Progress in Quebec for Airbnb Hosts

Earlier this year, I shared news from Quebec, where the government said it was working on new rules for home sharing – the first province in Canada to do so.

Today, the government announced it will introduce an updated tourism law that clearly distinguishes between professional tourism businesses and non-professional hosts, who make up the majority of the Airbnb community.

Speaking today, Dominique Vien, Tourism Minister for Quebec, clarified that new measures to crackdown on illegal accommodation in Quebec are not aimed at Airbnb hosts. These platforms are here to stay and need new rules that recognise Airbnb hosts are not businesses or professionals – they are regular people sharing their homes to help make ends meet.

Here’s what she said:

“These new platforms have attracted consumers and are here to stay. In the quest for balance, we want to protect people who make their homes available to travellers and tourists from time to time. We obviously do not want to make them subject to this new law, or the need to obtain a certificate if they don’t meet the profile of a tourist facility.”

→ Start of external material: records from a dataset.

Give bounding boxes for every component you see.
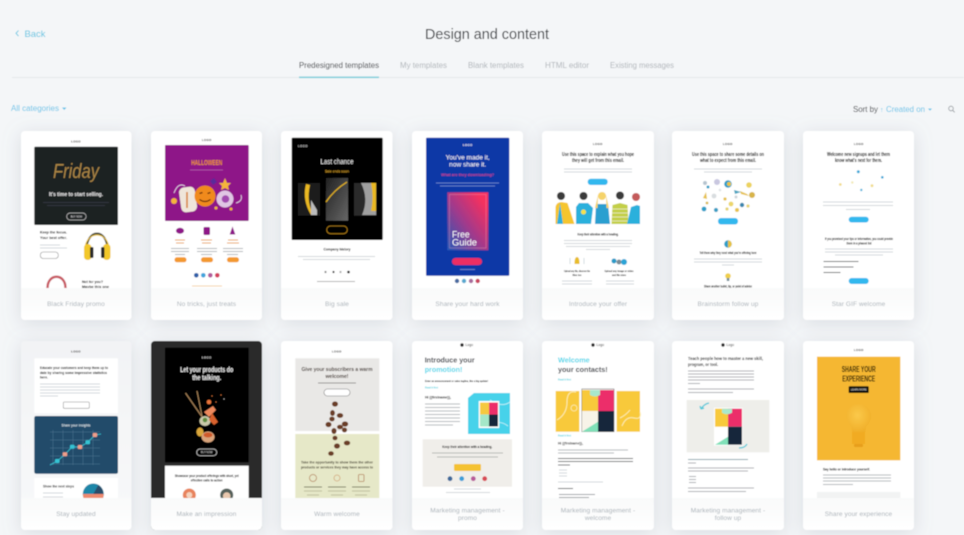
caption: welcome: [584, 515, 611, 522]
offerings panel: Showcase your product offerings with short, yet: [175, 474, 239, 478]
card: Star GIF welcome: LOGO: [854, 142, 864, 146]
feature: lightbulb: [704, 273, 752, 288]
intro text: Say hello or introduce yourself.: [823, 466, 870, 472]
card: Star GIF welcome: [803, 131, 914, 320]
caption strip: [151, 288, 262, 320]
image: tablet artwork: [687, 400, 769, 452]
next offer: Maybe this one: [82, 285, 109, 289]
card: Stay updated: LOGO: [71, 350, 81, 354]
next offer: [48, 277, 109, 289]
headline: promotion!: [425, 365, 462, 374]
card: No tricks, just treats: LOGO: [202, 138, 212, 142]
card: Marketing management - follow up: [672, 341, 784, 530]
stars: [839, 170, 884, 191]
intro panel: here.: [40, 376, 48, 380]
category filter: All categories: [11, 104, 59, 113]
caption: Make an impression: [177, 511, 237, 518]
caption: Stay updated: [56, 511, 96, 518]
heading: Use this space to explain what you hope: [562, 152, 634, 158]
hero: free guide: Free: [452, 230, 470, 240]
headline: [558, 356, 608, 382]
two features: Upload any file, discover the: [564, 269, 590, 273]
logo: Logo: [466, 343, 473, 347]
hero: free guide: Guide: [452, 237, 477, 247]
hero: sushi: LOGO: [202, 356, 212, 360]
two features: files too: [572, 273, 582, 277]
caption strip: [412, 288, 523, 320]
caption: promo: [458, 515, 477, 522]
tabs: My templates: [400, 61, 447, 70]
welcome copy: [823, 202, 893, 222]
caption: Brainstorm follow up: [698, 301, 759, 308]
two features: Upload any image or video: [604, 269, 634, 273]
company history: [298, 248, 375, 282]
offerings panel: effective calls to action: [191, 478, 223, 482]
sort control: Created on: [886, 105, 925, 114]
caption: follow up: [715, 515, 742, 522]
hero: sushi: Let your products do: [180, 367, 233, 374]
hero: free guide: [426, 138, 509, 276]
card: Make an impression: [151, 341, 262, 530]
chart panel: [34, 416, 118, 474]
heading: [692, 152, 764, 172]
lower panel: Take the opportunity to show them the other: [301, 460, 373, 464]
chart panel: Share your insights: [62, 424, 91, 428]
card: Black Friday promo: [21, 131, 132, 320]
caption strip: [21, 498, 132, 530]
top panel: [295, 358, 379, 431]
caption: No tricks, just treats: [177, 301, 237, 308]
headline: Welcome: [558, 356, 590, 364]
hero: free guide: What are they downloading?: [441, 173, 495, 177]
offer text: Keep the focus.: [40, 230, 67, 234]
images: three panels: [556, 389, 640, 432]
panel: beige promotion: [423, 439, 512, 487]
caption: Marketing management -: [430, 508, 505, 514]
lower panel: products or services they may have access to: [301, 466, 374, 470]
card: Brainstorm follow up: LOGO: [723, 142, 733, 146]
lower panel: [295, 434, 379, 500]
caption strip: [542, 288, 654, 320]
caption: Introduce your offer: [569, 301, 628, 308]
icon: search: [949, 106, 955, 112]
caption: Warm welcome: [314, 511, 360, 518]
icon: headphones: [84, 234, 110, 260]
headline: Teach people how to master a new skill,: [688, 356, 763, 361]
caption: Share your experience: [825, 511, 893, 518]
social icons: [194, 273, 220, 278]
tabs: Predesigned templates: [299, 61, 379, 70]
card: Share your experience: LOGO: [854, 348, 864, 352]
card: Introduce your offer: LOGO: [593, 142, 603, 146]
body text: Read it first: [558, 434, 571, 438]
headline: Read it first: [558, 378, 571, 382]
caption strip: [281, 498, 392, 530]
hero: Last chance: Sale ends soon: [325, 169, 349, 173]
headline: [425, 356, 488, 425]
heading: [827, 152, 890, 164]
intro text: [823, 466, 891, 484]
caption: [561, 508, 635, 522]
intro panel: Educate your customers and keep them up to: [40, 366, 109, 370]
details: If you promised your tips or information, you could provide: [825, 237, 893, 241]
next steps panel: Show the next steps: [43, 484, 74, 488]
hero: free guide: LOGO: [463, 143, 473, 147]
sort control: Sort by: [853, 105, 878, 114]
heading: know what's next for them.: [835, 158, 882, 164]
card: Black Friday promo: LOGO: [71, 139, 81, 143]
image: promotional artwork: [468, 393, 510, 434]
body text: [564, 232, 632, 250]
feature: brain: Tell them why they need what you're offering here: [700, 251, 757, 255]
logo: [591, 343, 604, 347]
card: Introduce your offer: [542, 131, 654, 320]
caption: Marketing management -: [561, 508, 635, 514]
heading: they will get from this email.: [572, 158, 624, 164]
two features: and file sizes: [612, 273, 626, 277]
social icons: [455, 279, 480, 283]
logo: Logo: [596, 343, 604, 347]
hero: Friday: BUY NOW: [71, 215, 83, 218]
company history: Company history: [324, 248, 351, 252]
hero: lightbulb: SHARE YOUR: [842, 365, 876, 374]
tabs: Blank templates: [468, 61, 524, 70]
card: Share your hard work: [412, 131, 523, 320]
hero: lightbulb: LEARN MORE: [851, 388, 867, 392]
caption strip: [151, 498, 262, 530]
body text: [558, 434, 633, 498]
caption strip: [672, 288, 784, 320]
caption strip: [21, 288, 132, 320]
hero: Last chance: [292, 138, 383, 240]
heading: Welcome new signups and let them: [827, 152, 890, 158]
feature: lightbulb: Share another bullet, tip, or point of advice: [704, 284, 752, 288]
heading: [562, 152, 634, 185]
hero: lightbulb: EXPERIENCE: [842, 374, 876, 383]
headline: Introduce your: [425, 356, 475, 364]
hero: Last chance: Last chance: [320, 159, 354, 166]
illustration: five people: [556, 192, 640, 224]
hero: sushi: BUY NOW: [201, 451, 213, 454]
hero: Halloween: HALLOWEEN: [191, 160, 222, 167]
top panel: Give your subscribers a warm: [302, 367, 373, 373]
hero: sushi: [165, 348, 249, 462]
title: Design and content: [425, 26, 550, 43]
intro panel: [34, 358, 118, 413]
offerings panel: [165, 466, 249, 502]
logo: Logo: [726, 343, 734, 347]
intro panel: date by sharing some impressive statistics: [40, 371, 107, 375]
offer text: [40, 230, 67, 258]
logo: [721, 343, 734, 347]
headline: your contacts!: [558, 365, 608, 374]
headline: Hi {{firstname}},: [425, 394, 451, 400]
hero: Friday: Friday: [53, 161, 100, 183]
next offer: Not for you?: [82, 280, 104, 284]
card: Warm welcome: [281, 341, 392, 530]
offer text: Your best offer.: [40, 235, 67, 240]
caption strip: [672, 498, 784, 530]
card: Warm welcome: LOGO: [332, 350, 342, 354]
next steps panel: [34, 478, 118, 504]
logo: [460, 343, 473, 347]
caption strip: [803, 288, 914, 320]
caption: Black Friday promo: [47, 301, 105, 308]
hero: Halloween: [165, 145, 249, 221]
header: back link: Back: [24, 29, 46, 40]
three offers: [171, 226, 243, 262]
caption: [691, 508, 765, 522]
hero: Friday: [34, 147, 118, 225]
details: [824, 237, 893, 284]
top panel: welcome!: [324, 374, 349, 380]
caption: Marketing management -: [691, 508, 765, 514]
body text: Keep their attention with a heading.: [578, 232, 619, 236]
feature: brain: [694, 240, 762, 265]
card: No tricks, just treats: [151, 131, 262, 320]
illustration: brainstorm doodles: [702, 179, 755, 224]
heading: Use this space to share some details on: [692, 152, 764, 158]
caption: [430, 508, 505, 522]
tabs: [12, 61, 964, 78]
caption: Big sale: [325, 301, 349, 308]
caption strip: [542, 498, 654, 530]
heading: what to expect from this email.: [699, 158, 756, 164]
panel: beige promotion: Keep their attention with a heading.: [442, 445, 492, 449]
card: Marketing management - welcome: [542, 341, 654, 530]
headline: program, or tool.: [688, 362, 718, 367]
caption strip: [281, 288, 392, 320]
caption strip: [412, 498, 523, 530]
hero: Friday: It's time to start selling.: [49, 192, 104, 198]
sort control: ↑: [880, 107, 884, 114]
hero: Last chance: LOGO: [298, 144, 308, 148]
caption strip: [803, 498, 914, 530]
body text: [688, 460, 754, 492]
two features: [562, 257, 634, 284]
sort control: [853, 105, 932, 114]
tabs: Existing messages: [610, 61, 674, 70]
card: Big sale: [281, 131, 392, 320]
card: Brainstorm follow up: [672, 131, 784, 320]
card: Marketing management - promo: [412, 341, 523, 530]
body text: Hi {{firstname}},: [558, 440, 583, 446]
headline: [688, 356, 763, 392]
card: Stay updated: [21, 341, 132, 530]
coffee beans: [326, 401, 350, 456]
details: them in a phased list: [846, 242, 872, 246]
hero: lightbulb: [817, 357, 900, 460]
caption: Star GIF welcome: [832, 301, 886, 308]
card: Share your experience: [803, 341, 914, 530]
tabs: HTML editor: [545, 61, 589, 70]
headline: Enter an announcement or sales tagline, like a big update!: [425, 379, 488, 383]
headline: Read it first: [425, 386, 438, 390]
hero: free guide: now share it.: [449, 162, 487, 168]
hero: sushi: the talking.: [192, 375, 221, 382]
caption: Share your hard work: [435, 301, 500, 308]
hero: free guide: You've made it,: [446, 156, 490, 162]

We will continue to work with the government to clarify the details of this proposal, but are pleased that the government recognises that Airbnb hosts are typically not businesses or professionals. A study in Montreal last year showed that they are regular people who share their homes on an occasional basis, and nearly half the money they earn goes on living expenses and making ends meet.

By introducing clear and simple rules for home sharing, Quebec will join the growing list of destinations around the world that are implementing progressive rules that increase consumer choice and support regular people for whom this income is an economic lifeline.

We look forward to continuing our work with the government and to partner on further measures to support regular people, allow guests to experience Quebec like a local and to spread economic benefits to more families, communities and local businesses beyond the regular tourist hotspots.